The journey would take approximately seven days. Heading east through imperial territory, crossing the Kaspar Pass through the Gelvahn Mountains, then another one hundred ninety kilometers east. The destination was Turage District——the empire's easternmost frontier, approximately eight hundred twenty kilometers from the capital. Population approximately three thousand two hundred, monster appearance rate fourteen times the imperial average. A region called the empire's "disposable land."
The carriage swayed. Eutie watched the passing landscape through the window.
Trees along the roadside. When a trunk entered her field of vision, numbers floated automatically. Density value: 78. Estimated growth years: 42. Water content ratio: 61 percent.
This was how Eutie's world appeared.
Everything had numerical values. Trees, stones, horses, people. When she glanced sideways at the horse the driver held the reins of——Fatigue Resistance: 54/100, Current Fatigue: 23 percent——floated into view. It could run without issue for another three hours. That kind of information flowed in whether she wanted it or not.
If asked whether it was convenient——she would hesitate to answer.
The numbers were accurate. Unwarped by emotion. They didn't lie. She could know a wood's true strength. She could know a person's true stamina. One could argue that on the battlefield, she could grasp enemy capabilities.
But the empire didn't evaluate it that way. It had discarded her on a single point: she couldn't fight.
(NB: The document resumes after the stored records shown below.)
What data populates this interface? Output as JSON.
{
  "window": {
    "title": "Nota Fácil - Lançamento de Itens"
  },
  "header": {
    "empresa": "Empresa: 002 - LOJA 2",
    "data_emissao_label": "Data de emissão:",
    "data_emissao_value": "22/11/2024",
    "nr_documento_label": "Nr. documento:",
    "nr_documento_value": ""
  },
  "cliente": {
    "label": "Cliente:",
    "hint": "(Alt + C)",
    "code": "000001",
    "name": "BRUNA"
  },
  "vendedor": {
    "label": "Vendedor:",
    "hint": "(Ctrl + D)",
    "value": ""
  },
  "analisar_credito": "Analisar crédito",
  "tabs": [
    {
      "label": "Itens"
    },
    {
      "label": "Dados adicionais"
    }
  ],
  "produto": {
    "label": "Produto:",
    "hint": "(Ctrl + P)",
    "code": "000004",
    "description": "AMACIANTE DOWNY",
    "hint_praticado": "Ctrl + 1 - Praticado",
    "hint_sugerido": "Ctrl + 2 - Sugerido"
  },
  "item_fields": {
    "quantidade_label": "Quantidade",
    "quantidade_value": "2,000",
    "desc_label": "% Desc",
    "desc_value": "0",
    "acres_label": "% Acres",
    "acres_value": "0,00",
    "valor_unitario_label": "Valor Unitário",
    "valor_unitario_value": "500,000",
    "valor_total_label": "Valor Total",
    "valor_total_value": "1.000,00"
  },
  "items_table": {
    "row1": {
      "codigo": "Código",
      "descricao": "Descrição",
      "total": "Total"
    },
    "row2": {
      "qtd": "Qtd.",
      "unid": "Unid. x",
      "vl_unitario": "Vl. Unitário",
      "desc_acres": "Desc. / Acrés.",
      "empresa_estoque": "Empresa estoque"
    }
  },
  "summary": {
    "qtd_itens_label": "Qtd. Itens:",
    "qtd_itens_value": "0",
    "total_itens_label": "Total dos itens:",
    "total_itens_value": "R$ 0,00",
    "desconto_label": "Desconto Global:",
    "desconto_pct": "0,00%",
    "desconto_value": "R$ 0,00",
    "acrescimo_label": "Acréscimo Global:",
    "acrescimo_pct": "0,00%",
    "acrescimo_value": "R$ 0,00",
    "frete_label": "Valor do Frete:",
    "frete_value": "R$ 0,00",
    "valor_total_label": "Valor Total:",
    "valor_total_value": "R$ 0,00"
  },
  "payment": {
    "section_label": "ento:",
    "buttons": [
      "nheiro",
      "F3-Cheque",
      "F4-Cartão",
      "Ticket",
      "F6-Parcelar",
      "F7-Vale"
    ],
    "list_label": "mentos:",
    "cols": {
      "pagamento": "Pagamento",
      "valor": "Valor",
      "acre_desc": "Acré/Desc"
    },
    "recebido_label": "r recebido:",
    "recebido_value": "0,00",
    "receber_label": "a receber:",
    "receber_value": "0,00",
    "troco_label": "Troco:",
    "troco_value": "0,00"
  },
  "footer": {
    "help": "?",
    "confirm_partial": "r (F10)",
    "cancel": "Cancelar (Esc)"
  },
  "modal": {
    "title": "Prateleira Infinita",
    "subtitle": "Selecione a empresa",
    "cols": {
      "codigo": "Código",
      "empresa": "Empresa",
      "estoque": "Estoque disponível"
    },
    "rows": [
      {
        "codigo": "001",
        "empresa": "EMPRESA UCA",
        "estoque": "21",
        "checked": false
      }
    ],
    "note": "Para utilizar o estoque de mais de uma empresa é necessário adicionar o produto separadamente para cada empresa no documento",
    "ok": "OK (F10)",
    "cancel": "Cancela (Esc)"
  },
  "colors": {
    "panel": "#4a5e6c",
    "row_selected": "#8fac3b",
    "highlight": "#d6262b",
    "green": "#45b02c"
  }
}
(I see the world accurately.)
Eutie thought vaguely.
(But the world doesn't see me accurately.)
If one were to name this asymmetry——loneliness, perhaps. The unbridgeable gap between the world she saw in numbers and others who lived by emotion. Every time she'd spoken with her cohort over seven years, she'd felt that subtle discord. "That's amazing," they'd say, but they didn't think it was amazing. "That sounds convenient," they'd say, but they didn't envy her.
Eutie's own face reflected in the carriage window.
Jet-black bangs swept diagonally, slightly hiding her left eye. Her amber eyes——she thought, looking at herself——seemed to reflect nothing. She wasn't depressed. This was simply her face. A face where emotion didn't show outwardly. Some of her cohort had called it "scary."
Scary, huh.
Well, that was fine, she thought.
Only the sound of the driver's horse striking the stone pavement continued. Eutie closed her eyes in rhythm with it.
---
On the morning of the fourth day, the carriage approached the Kaspar Pass through the Gelvahn Mountains.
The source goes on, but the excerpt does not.